この場でエルグ程の驚きや困惑を見せなかったために理解していると判断したのだろうか。
確かに、ここの部屋にある技術がどんなものか想像はついている。
シリンがこの部屋の技術やその利用方法の可能性をエルグに助言すれば、エルグはこれを脅威とは思わなくなるかもしれない。

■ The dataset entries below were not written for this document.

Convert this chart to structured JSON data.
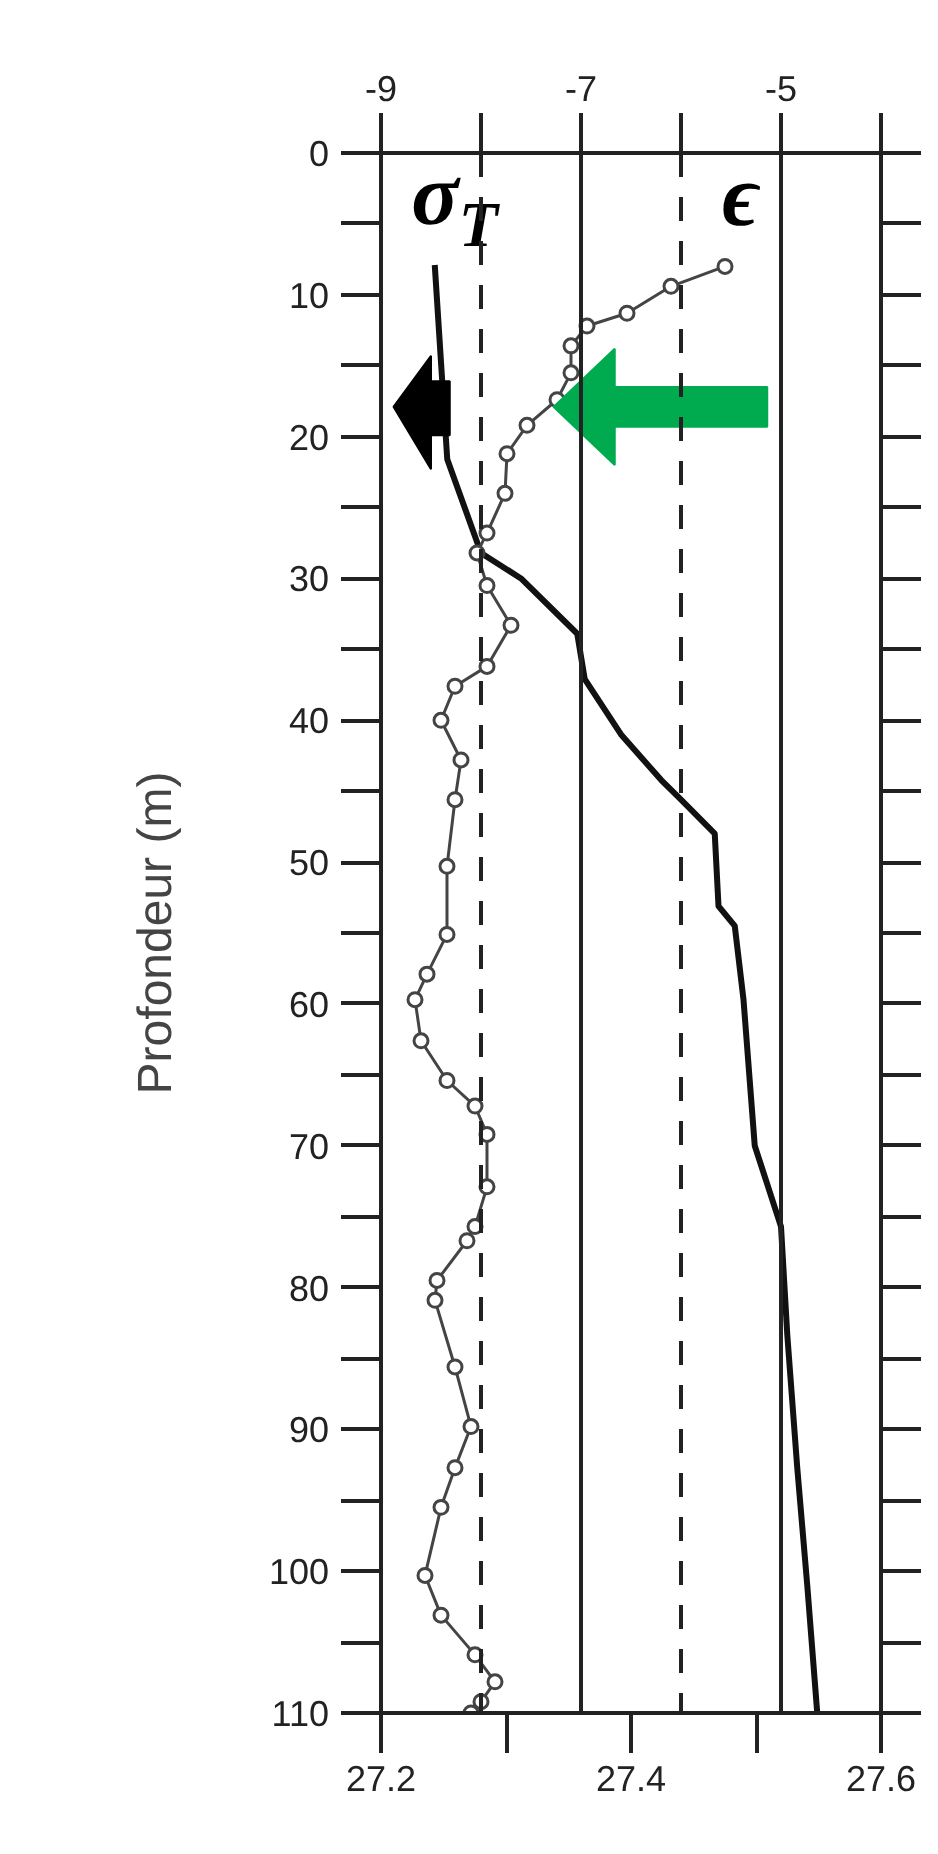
{
  "chart_data": {
    "type": "line",
    "ylabel": "Profondeur (m)",
    "ylim": [
      110,
      0
    ],
    "yticks": [
      0,
      10,
      20,
      30,
      40,
      50,
      60,
      70,
      80,
      90,
      100,
      110
    ],
    "xlim": [
      27.2,
      27.6
    ],
    "xticks": [
      27.2,
      27.4,
      27.6
    ],
    "x2lim": [
      -9,
      -4
    ],
    "x2ticks": [
      -9,
      -7,
      -5
    ],
    "grid": false,
    "ref_lines": [
      {
        "axis": "x2",
        "value": -8,
        "line_style": "dashed",
        "color": "#222222"
      },
      {
        "axis": "x2",
        "value": -7,
        "line_style": "solid",
        "color": "#222222"
      },
      {
        "axis": "x2",
        "value": -6,
        "line_style": "dashed",
        "color": "#222222"
      },
      {
        "axis": "x2",
        "value": -5,
        "line_style": "solid",
        "color": "#222222"
      }
    ],
    "series": [
      {
        "name": "σ$_{T}$",
        "color": "#111111",
        "marker": "none",
        "line_style": "solid",
        "x": [
          27.243,
          27.253,
          27.28,
          27.312,
          27.357,
          27.363,
          27.392,
          27.424,
          27.44,
          27.467,
          27.47,
          27.483,
          27.49,
          27.499,
          27.52,
          27.525,
          27.533,
          27.541,
          27.549
        ],
        "values": [
          7.9,
          21.6,
          28.2,
          30,
          33.9,
          37.1,
          41,
          44.2,
          45.6,
          48,
          53.1,
          54.5,
          59.7,
          70,
          75.7,
          83.3,
          92.7,
          101,
          110
        ]
      },
      {
        "name": "ϵ",
        "color": "#444444",
        "marker": "circle",
        "line_style": "solid",
        "axis": "x2",
        "x": [
          -5.56,
          -6.1,
          -6.54,
          -6.94,
          -7.1,
          -7.1,
          -7.24,
          -7.54,
          -7.74,
          -7.76,
          -7.94,
          -8.04,
          -7.94,
          -7.7,
          -7.94,
          -8.26,
          -8.4,
          -8.2,
          -8.26,
          -8.34,
          -8.34,
          -8.54,
          -8.66,
          -8.6,
          -8.34,
          -8.06,
          -7.94,
          -7.94,
          -8.06,
          -8.14,
          -8.44,
          -8.46,
          -8.26,
          -8.1,
          -8.26,
          -8.4,
          -8.56,
          -8.4,
          -8.06,
          -7.86,
          -8.0,
          -8.1
        ],
        "values": [
          8,
          9.4,
          11.3,
          12.2,
          13.6,
          15.5,
          17.4,
          19.2,
          21.2,
          24,
          26.8,
          28.2,
          30.5,
          33.3,
          36.2,
          37.6,
          40,
          42.8,
          45.6,
          50.3,
          55.1,
          57.9,
          59.7,
          62.6,
          65.4,
          67.2,
          69.2,
          72.9,
          75.7,
          76.7,
          79.5,
          80.9,
          85.6,
          89.8,
          92.7,
          95.5,
          100.3,
          103.1,
          105.9,
          107.8,
          109.2,
          110
        ]
      }
    ]
  }
}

『言わないよ。私が言わなければ、朱里が大きく不利になる事はないんでしょ』

争う事を好まないシリンは、争いの元となりかねない事を言うつもりなどない。
何より、朱里が不利になる事は絶対にしないだろう。
佐久はシリンの言葉に少し驚いた表情を浮かべ、にこりっと初めて笑顔を見せた。
綺麗な顔立ちな分、とても綺麗な笑みである。

『しかし、随分と綺麗な言葉を話せるのですね、シリン姫』

にっこり笑みのまま、佐久は鋭い言葉を投げかけてくる。
思わずぴしりっと固まるシリン。
綺麗なイディスセラ語話せる人は少ない。
愛理もシリンの言葉が綺麗な事を褒めていたくらいだ。
1ヵ月で日常会話をマスターしたらしいクルスは例外として、覚えるのも難しい言葉がイディスセラ語だ。
綺麗な言葉を話せるシリンに対して、疑問を持つ人はやはり出てくるだろう。

『言葉が分かるのならまた時間をとってゆっくりとお話しましょう、姫』

佐久のその誘いにシリンは勿論頷けない。
かといって、断ってもいいのか判断もつかない。
助けを求めるように翔太の方へ視線を向けるが、翔太は苦笑を返す。

『ま、頑張れ』

(ちょっとくらい止めてよー!)

翔太が了承しているという事は、シリンに対して悪い状況にはならないだろうが、問い詰められるというのはあまり嬉しいものではない。
しかも最近、どうも墓穴を掘る事が多いのだ。
ぽろっと本当の事を言ってしまいかねない。
最も、言った所で信じてもらえるか分からないし、信じてもらっても悪い事にはならないだろう。